The EU on Wednesday was discussing a new package of sanctions against Moscow in response to the atrocities committed by retreating Russian troops in Bucha and other towns on the outskirts of Kyiv.
The measures are set to widen the list of oligarchs being targeted by the bloc, as well as the restrictions on Russia’s banking sector in a bid to starve the Kremlin’s war machine of funds.
The latest round of sanctions was also expected to impose export bans worth €10 billion (£8.3 billion) on quantum computers and advanced semiconductors, and an additional embargo worth €5.5 billion (£4.6 billion) on goods including wood, cement, seafood and alcohol.
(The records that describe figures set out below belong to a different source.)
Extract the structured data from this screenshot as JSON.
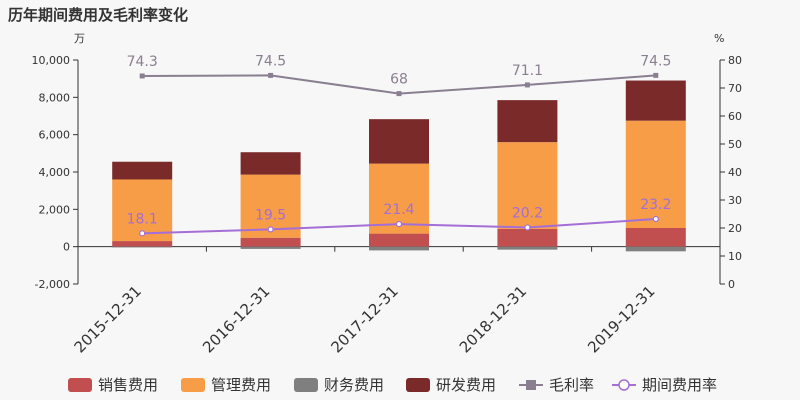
{
  "title": "历年期间费用及毛利率变化",
  "chart_data": {
    "type": "bar",
    "categories": [
      "2015-12-31",
      "2016-12-31",
      "2017-12-31",
      "2018-12-31",
      "2019-12-31"
    ],
    "y_left": {
      "unit": "万",
      "ylim": [
        -2000,
        10000
      ],
      "ticks": [
        -2000,
        0,
        2000,
        4000,
        6000,
        8000,
        10000
      ],
      "tick_labels": [
        "-2,000",
        "0",
        "2,000",
        "4,000",
        "6,000",
        "8,000",
        "10,000"
      ]
    },
    "y_right": {
      "unit": "%",
      "ylim": [
        0,
        80
      ],
      "ticks": [
        0,
        10,
        20,
        30,
        40,
        50,
        60,
        70,
        80
      ],
      "tick_labels": [
        "0",
        "10",
        "20",
        "30",
        "40",
        "50",
        "60",
        "70",
        "80"
      ]
    },
    "bar_series": [
      {
        "name": "销售费用",
        "color": "#c14f4f",
        "values": [
          300,
          480,
          700,
          950,
          1000
        ]
      },
      {
        "name": "管理费用",
        "color": "#f79c47",
        "values": [
          3300,
          3380,
          3750,
          4650,
          5750
        ]
      },
      {
        "name": "财务费用",
        "color": "#7f7f7f",
        "values": [
          -40,
          -120,
          -200,
          -160,
          -250
        ]
      },
      {
        "name": "研发费用",
        "color": "#7b2a2a",
        "values": [
          950,
          1200,
          2380,
          2250,
          2150
        ]
      }
    ],
    "line_series": [
      {
        "name": "毛利率",
        "color": "#8a7f91",
        "marker": "square",
        "axis": "right",
        "values": [
          74.3,
          74.5,
          68,
          71.1,
          74.5
        ],
        "labels": [
          "74.3",
          "74.5",
          "68",
          "71.1",
          "74.5"
        ]
      },
      {
        "name": "期间费用率",
        "color": "#a46ed6",
        "marker": "circle",
        "axis": "right",
        "values": [
          18.1,
          19.5,
          21.4,
          20.2,
          23.2
        ],
        "labels": [
          "18.1",
          "19.5",
          "21.4",
          "20.2",
          "23.2"
        ]
      }
    ],
    "legend_position": "bottom"
  }
}
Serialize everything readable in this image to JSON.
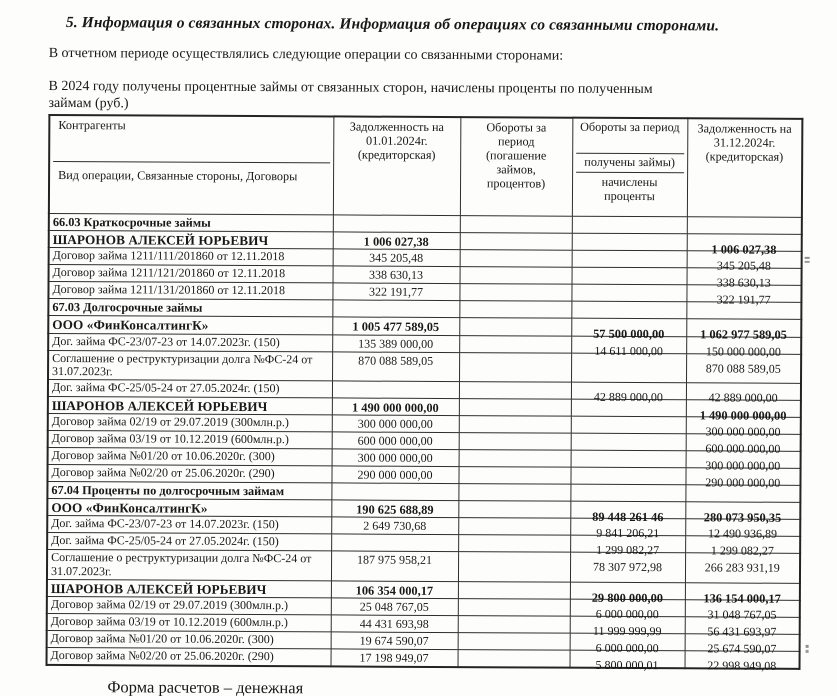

Katerina Tikhonova and Mariya Vorontsova, Putin’s daughters, are set to be placed under sanctions.
Herman Gref, the head of Sberbank, Russia’s largest bank, and Oleg Deripaska, the aluminium magnate, were also added to the list of individuals with asset freezes and travel bans across the bloc.
On Thursday, the EU is expected rubber-stamp a proposed ban on the import of all types of Russian coals as part of the sanctions package.
Charles Michel, the president of the European Council, said that member states would have to ramp this up to include oil and gas “sooner or later”.
“I think that measures on oil and even gas will also be needed sooner or later,” he told MEPs in Strasbourg.